The plan for today was to shoot some approaches and polish my skills with the garmin 300XL GPS. I purchased new clip on foggles for this week and they worked great, blacked everything out. We departed Brandywine and climbed straight out to 2,500'. I followed a few vectors and made my course changes accordingly. I set up for the GPS 27 approach which went fair. It was bumpy at times, I guess as we got close to the base of the cloud layer now moving in. I make that statement since I was vectored by my CFI to remain clear. My altitude is everywhere and I'm doing the ski slalom keeping my on course heading aligned. I easily get frustrated today and that's not like me and it's not a good thing in the cockpit. Deep breaths I tell myself as I go missed and instead head out towards Chester County. Brian senses my frustration and tells me that my procedures are fine and the briefings are fine, stop fixating! Even though we want to hone the GPS skills I seemingly move the yoke with my body movement to program the 300XL, this is causing me to fight the plane. As my frustration level increases so does my standard rate turns, they get steep which causes my altitude to fluctuate. It's a vicious circle today.

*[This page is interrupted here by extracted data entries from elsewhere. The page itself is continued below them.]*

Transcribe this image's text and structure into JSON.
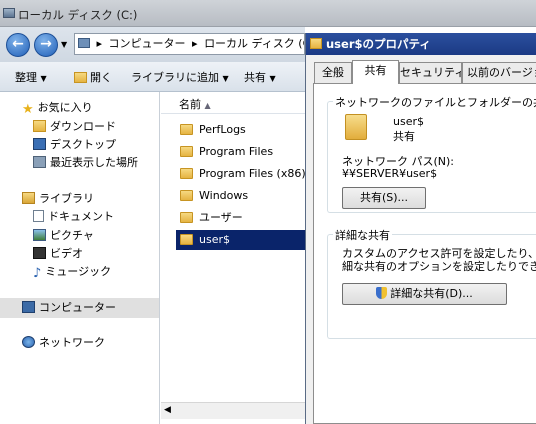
{
  "window": {
    "title": "ローカル ディスク (C:)"
  },
  "address": {
    "crumbs": [
      "コンピューター",
      "ローカル ディスク (C:)"
    ]
  },
  "toolbar": {
    "organize": "整理",
    "open": "開く",
    "add_library": "ライブラリに追加",
    "share": "共有"
  },
  "nav": {
    "favorites": "お気に入り",
    "downloads": "ダウンロード",
    "desktop": "デスクトップ",
    "recent": "最近表示した場所",
    "libraries": "ライブラリ",
    "documents": "ドキュメント",
    "pictures": "ピクチャ",
    "videos": "ビデオ",
    "music": "ミュージック",
    "computer": "コンピューター",
    "network": "ネットワーク"
  },
  "files": {
    "column_name": "名前",
    "items": [
      "PerfLogs",
      "Program Files",
      "Program Files (x86)",
      "Windows",
      "ユーザー",
      "user$"
    ],
    "selected": "user$"
  },
  "dialog": {
    "title": "user$のプロパティ",
    "tabs": [
      "全般",
      "共有",
      "セキュリティ",
      "以前のバージョン"
    ],
    "active_tab": "共有",
    "share_group_label": "ネットワークのファイルとフォルダーの共有",
    "folder_name": "user$",
    "share_status": "共有",
    "network_path_label": "ネットワーク パス(N):",
    "network_path": "¥¥SERVER¥user$",
    "share_button": "共有(S)...",
    "advanced_group_label": "詳細な共有",
    "advanced_desc_1": "カスタムのアクセス許可を設定したり、複数",
    "advanced_desc_2": "細な共有のオプションを設定したりできます",
    "advanced_button": "詳細な共有(D)..."
  }
}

Next up was the VOR A approach. Seems simple enough right? I don't think so, at least not for me today. I track to the VOR, cross and make a direct entry, looking good. I'm outbound on the 239* for one minute, ask if clear right and track inbound on the 52* heading, ok well at least search for it. I made the mistake of dialing in the MXE VOR on the GPS and distracted myself getting off course for half deflection. I get reined in and cross the VOR asking to make another lap so I know that I can still do this IR pilot stuff. Brian says to relax, do what you know to do and fly the plane, again with the stop fixating. At this point Brian asks if I had enough for the day, I respond oh hell no, not ending on a bad note. I turn inbound tracking nicely but forget to reset my timer. I don't fiddle with it since I have enough distractions and instead note my time on the clock display. 11:11:38, ok that means I'm looking for 11:15:25 or so for the Missed Approach Point sine the DME went kaput in the last week or so. Ok time's up and my altitude is hanging on 1150' for the circling to land. Ok nice and easy, add another notch of flaps and make a smooth 180* turn back to the runway. Nice, looking nice and off we go missed. My only positive point of the day and it was so short lived, the life of an instrument student.

My final approach was the GPS 9 and I pulled it off ok. Still fighting course and altitude. My last few lesson have really come together but today did knock me down a peg or two. I 'm instructed to look up, so with a quick flip I have runway nine almost dead ahead and Brian asks for a circling to land two seven. I slide to the right after making sure I'm clear and circle to land two seven as instructed. On final Brian again asks if I had enough and I tell him I want to land and end on a good note. He agreed and in we went.

It was a very humbling experience today, I am far from ready in my book but we shall see how the cross country goes on Wednesday. The plan is KOQN-KIPT-KCZG-KABE-KOQN. I'm excited but after today's rough go I'm a bit nervous. I'll report back Wednesday evening.